Plaintiff’s attempt to now plead that she was a resident of the Subject Property and therefore it qualified for protections offered by HBOR is impermissible and the allegation is disregarded, as it directly contradicts her admission in the complaint and judicially noticed materials that establish that the Subject Property was an investment property rented to tenants and not used as Plaintiff’s principal residence.
The defendants’ demurrer to the third cause of action (declaratory relief) on the ground of failure to state facts sufficient to constitute a cause of action is SUSTAINED WITHOUT LEAVE TO AMEND. Plaintiff still fails to plead specific facts demonstrating the existence of an actual, present controversy; her allegation that “[a]n actual controversy has arisen and now exists between and among Plaintiff and Defendants and each of them as to the duties and obligations of the respective parties with regard to the loan or the foreclosure” (FAC, ¶ 114) is merely a conclusion and the allegations of faulty securitization and ownership rights upon which the cause of action is predicated are untenable for the reasons previously discussed. (See Code Civ. Proc., § 1060; see also City of Cotati v. Cashman (2002) 29 Cal.4th 69, 80.)
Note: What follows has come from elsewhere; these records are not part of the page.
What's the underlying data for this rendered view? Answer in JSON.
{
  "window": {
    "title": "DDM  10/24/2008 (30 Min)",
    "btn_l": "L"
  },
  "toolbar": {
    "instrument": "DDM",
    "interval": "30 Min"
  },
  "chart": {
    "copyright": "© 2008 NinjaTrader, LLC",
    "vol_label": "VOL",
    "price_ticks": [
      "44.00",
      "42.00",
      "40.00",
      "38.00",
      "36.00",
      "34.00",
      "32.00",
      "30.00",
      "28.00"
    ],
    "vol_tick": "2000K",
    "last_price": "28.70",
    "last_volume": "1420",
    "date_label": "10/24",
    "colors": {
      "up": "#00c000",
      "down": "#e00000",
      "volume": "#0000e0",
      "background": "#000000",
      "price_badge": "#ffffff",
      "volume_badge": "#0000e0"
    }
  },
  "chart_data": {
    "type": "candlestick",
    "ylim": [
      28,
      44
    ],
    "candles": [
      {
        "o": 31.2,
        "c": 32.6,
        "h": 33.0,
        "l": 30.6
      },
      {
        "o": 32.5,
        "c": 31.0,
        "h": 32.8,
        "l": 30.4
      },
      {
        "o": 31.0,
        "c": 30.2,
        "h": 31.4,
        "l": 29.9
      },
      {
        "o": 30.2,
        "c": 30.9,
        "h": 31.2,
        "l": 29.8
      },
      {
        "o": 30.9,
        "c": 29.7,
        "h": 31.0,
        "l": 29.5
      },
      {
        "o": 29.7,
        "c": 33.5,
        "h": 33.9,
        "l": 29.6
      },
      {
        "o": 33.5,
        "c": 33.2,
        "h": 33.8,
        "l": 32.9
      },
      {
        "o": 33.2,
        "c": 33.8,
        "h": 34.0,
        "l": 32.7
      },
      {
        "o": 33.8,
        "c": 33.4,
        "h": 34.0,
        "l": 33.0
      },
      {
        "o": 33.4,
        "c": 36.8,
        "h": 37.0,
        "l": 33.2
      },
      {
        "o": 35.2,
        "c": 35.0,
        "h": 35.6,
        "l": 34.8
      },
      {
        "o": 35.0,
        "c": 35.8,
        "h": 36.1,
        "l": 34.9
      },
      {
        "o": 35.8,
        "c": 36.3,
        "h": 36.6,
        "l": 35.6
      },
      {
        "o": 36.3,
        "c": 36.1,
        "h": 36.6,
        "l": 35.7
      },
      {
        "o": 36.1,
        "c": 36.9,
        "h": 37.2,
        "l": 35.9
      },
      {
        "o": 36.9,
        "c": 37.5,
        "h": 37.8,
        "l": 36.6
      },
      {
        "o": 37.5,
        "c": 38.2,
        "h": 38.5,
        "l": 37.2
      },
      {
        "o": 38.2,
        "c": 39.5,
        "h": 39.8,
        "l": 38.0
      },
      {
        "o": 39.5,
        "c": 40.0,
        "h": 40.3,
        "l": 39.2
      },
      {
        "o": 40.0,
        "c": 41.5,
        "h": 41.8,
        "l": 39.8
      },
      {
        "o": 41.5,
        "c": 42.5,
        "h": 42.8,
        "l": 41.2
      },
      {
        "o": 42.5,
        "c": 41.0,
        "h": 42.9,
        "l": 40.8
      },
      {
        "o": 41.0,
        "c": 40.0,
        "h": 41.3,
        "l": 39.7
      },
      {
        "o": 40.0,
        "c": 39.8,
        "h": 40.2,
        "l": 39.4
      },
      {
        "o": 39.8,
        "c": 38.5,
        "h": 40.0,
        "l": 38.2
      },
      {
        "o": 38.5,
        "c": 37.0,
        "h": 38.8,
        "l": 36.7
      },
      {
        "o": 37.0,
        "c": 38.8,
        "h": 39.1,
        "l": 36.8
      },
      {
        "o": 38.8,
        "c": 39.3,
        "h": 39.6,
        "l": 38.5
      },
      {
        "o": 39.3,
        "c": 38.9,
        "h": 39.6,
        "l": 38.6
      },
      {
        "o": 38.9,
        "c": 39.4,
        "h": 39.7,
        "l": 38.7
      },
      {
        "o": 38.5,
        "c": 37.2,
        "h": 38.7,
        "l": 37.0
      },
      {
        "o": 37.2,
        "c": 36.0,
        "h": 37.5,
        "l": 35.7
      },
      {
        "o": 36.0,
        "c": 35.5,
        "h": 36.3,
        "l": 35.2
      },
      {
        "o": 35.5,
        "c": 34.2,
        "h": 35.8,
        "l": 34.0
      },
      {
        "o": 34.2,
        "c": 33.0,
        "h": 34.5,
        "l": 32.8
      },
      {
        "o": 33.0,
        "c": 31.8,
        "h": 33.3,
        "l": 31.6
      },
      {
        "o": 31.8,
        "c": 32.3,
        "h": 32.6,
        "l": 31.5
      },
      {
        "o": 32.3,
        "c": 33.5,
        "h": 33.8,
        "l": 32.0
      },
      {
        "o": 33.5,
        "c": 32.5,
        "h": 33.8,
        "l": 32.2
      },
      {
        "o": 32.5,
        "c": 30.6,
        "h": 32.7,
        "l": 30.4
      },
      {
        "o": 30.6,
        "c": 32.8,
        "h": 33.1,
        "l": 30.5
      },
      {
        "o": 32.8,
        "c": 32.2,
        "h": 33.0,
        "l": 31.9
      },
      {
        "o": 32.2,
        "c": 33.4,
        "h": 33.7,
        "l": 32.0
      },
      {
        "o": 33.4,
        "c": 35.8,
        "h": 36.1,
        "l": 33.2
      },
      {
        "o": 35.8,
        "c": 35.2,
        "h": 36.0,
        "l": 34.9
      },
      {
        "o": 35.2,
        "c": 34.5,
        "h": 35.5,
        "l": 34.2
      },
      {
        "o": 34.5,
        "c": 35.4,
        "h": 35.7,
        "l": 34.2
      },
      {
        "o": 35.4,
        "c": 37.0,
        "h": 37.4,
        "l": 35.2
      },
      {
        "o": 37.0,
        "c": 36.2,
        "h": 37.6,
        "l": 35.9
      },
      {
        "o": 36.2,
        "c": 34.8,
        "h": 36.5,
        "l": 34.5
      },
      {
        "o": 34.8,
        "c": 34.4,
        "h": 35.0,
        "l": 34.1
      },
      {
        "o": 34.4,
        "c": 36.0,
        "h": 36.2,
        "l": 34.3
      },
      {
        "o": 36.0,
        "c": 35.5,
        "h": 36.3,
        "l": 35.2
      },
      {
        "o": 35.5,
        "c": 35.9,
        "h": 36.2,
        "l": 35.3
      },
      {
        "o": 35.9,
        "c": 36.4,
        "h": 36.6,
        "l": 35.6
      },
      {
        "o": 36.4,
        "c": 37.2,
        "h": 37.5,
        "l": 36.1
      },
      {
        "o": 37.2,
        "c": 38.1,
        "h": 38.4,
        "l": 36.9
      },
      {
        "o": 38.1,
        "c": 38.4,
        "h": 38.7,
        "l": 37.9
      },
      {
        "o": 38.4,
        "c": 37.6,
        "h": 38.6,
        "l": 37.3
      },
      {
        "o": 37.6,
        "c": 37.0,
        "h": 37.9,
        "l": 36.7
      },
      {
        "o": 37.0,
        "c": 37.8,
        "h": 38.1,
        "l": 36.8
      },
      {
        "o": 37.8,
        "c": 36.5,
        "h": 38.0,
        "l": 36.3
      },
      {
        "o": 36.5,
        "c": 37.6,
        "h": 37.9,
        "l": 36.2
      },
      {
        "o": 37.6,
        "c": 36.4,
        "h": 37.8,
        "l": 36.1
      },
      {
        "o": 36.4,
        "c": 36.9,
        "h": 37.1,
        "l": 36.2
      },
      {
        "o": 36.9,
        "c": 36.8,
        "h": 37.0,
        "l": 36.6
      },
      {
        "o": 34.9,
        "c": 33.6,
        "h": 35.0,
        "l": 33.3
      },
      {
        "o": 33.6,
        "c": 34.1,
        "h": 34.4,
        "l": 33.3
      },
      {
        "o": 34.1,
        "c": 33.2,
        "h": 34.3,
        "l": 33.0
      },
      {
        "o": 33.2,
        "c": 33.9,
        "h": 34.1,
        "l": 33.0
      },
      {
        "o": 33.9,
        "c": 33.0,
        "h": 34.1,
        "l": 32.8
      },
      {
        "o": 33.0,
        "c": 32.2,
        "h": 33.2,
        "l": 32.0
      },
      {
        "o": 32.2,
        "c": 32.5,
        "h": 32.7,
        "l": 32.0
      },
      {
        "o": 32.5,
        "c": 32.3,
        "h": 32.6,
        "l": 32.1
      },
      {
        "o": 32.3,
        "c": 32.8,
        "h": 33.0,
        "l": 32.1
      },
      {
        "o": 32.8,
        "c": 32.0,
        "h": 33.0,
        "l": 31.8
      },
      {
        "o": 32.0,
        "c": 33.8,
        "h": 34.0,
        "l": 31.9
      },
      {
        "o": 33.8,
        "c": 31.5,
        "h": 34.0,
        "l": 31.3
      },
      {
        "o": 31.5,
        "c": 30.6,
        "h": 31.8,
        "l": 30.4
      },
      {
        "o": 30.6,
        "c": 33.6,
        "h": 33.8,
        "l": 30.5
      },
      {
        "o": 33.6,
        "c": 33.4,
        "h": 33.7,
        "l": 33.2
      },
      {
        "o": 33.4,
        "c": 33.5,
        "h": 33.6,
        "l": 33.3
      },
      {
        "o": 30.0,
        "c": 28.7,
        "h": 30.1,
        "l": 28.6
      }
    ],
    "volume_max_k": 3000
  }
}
The defendants’ demurrer to the fifth cause of action (violation of Business & Professions Code § 17200) on the ground of failure to state facts sufficient to constitute a cause of action is SUSTAINED WITHOUT LEAVE TO AMEND. None of the preceding causes of action state sufficient facts to support a claim on which a UCL claim can be based; in other words, Plaintiff’s claim is predicated on non-actionable conduct.